In the borrowed words, The Very Best Thing-



 Daughters, 

Reading Jeannie Cunnion’s words above and when she says, “The primary message our children receive is that they’d better be the best at everything, and this leaves them afraid to reveal their inadequacies and insecurities, hiding behind the best version of themselves.” 

This opens the floodgates. I feel so much immense guilt because I know the pressures I put on myself overflow to you both. I struggle with my own perfection, and I know it leaves the impression that you two have to be perfect too. If there’s a lesson that I keep learning over and over again it would be that my failures, brokenness, and fears are what keep me from being good enough instead of exactly what are needed to turn towards prayer. I keep trying to do life without Him. Afraid that if I get it wrong that I’ll be alone. Being alone is my worst fear by the way. I think it stems from struggling to fit in as a child. I think it stems from having parents who struggled talking about sin or facing mental illness. I think it stems from receiving the message that every time I’ve said or done the wrong thing I wasn’t worthy. I think it stems from holding myself or letting others hold me to a high and impossible standard. 

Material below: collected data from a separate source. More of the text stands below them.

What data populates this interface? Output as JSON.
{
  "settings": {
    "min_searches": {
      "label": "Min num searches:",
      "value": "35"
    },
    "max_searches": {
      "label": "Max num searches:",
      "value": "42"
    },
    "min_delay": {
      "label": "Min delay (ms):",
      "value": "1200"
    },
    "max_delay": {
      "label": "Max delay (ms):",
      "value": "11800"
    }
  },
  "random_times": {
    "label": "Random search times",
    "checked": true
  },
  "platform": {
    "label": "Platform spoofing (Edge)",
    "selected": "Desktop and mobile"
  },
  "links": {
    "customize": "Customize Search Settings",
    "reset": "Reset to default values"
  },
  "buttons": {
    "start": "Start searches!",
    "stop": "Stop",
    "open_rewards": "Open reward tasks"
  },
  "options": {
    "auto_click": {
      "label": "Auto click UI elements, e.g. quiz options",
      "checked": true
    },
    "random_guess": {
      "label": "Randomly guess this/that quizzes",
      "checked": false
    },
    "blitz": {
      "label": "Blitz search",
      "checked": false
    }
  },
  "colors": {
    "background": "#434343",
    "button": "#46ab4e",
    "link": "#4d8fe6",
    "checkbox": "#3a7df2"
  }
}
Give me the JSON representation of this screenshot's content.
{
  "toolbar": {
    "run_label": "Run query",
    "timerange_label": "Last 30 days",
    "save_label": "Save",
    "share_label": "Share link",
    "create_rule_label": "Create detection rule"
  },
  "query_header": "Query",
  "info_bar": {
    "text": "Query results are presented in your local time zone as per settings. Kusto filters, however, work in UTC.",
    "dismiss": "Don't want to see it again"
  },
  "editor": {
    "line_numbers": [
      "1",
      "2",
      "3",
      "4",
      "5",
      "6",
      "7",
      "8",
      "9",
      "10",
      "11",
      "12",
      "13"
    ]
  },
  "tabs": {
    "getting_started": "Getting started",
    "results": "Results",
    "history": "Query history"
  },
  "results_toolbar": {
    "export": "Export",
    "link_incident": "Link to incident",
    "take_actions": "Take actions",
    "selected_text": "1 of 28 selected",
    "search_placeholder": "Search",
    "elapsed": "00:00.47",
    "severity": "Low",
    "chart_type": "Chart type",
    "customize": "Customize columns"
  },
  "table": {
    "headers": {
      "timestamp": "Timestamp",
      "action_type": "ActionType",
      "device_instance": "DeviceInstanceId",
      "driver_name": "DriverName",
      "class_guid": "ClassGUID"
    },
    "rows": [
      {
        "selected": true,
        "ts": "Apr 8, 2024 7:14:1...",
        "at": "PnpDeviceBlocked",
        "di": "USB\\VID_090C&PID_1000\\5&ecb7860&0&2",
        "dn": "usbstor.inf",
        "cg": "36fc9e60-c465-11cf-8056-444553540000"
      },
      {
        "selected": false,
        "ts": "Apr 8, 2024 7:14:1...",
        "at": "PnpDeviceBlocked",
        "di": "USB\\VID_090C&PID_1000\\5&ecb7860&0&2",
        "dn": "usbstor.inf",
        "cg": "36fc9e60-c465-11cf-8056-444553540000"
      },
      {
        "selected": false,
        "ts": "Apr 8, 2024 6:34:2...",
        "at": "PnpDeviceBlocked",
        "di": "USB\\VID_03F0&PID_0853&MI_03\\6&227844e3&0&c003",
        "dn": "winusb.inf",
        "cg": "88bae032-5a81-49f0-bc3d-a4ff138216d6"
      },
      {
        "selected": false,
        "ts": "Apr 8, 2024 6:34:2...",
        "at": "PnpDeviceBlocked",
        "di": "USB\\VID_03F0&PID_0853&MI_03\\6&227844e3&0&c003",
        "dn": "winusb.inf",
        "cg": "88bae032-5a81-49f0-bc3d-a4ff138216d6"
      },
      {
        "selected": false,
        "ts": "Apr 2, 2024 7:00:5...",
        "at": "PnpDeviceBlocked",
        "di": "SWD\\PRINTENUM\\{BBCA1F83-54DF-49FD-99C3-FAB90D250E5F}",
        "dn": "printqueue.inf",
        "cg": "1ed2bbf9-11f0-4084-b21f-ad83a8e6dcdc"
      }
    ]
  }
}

I know that when you peel back the layers of my parenting you’ll see where I struggle with the hard and bad things. I struggle with handling myself at my worst and that most definitely includes you both as my children. 

I want for you both to be the absolute best versions of yourselves because I see your potentials. I see your hearts. I see your personalities. I see your strengths and gifts. But no where do I expect for you two to be perfect. And I’m learning to show you both that it’s okay to laugh instead of always crying or yelling over “spilled milk.” I’m learning to not only show love in the good, but to love even harder in the bad.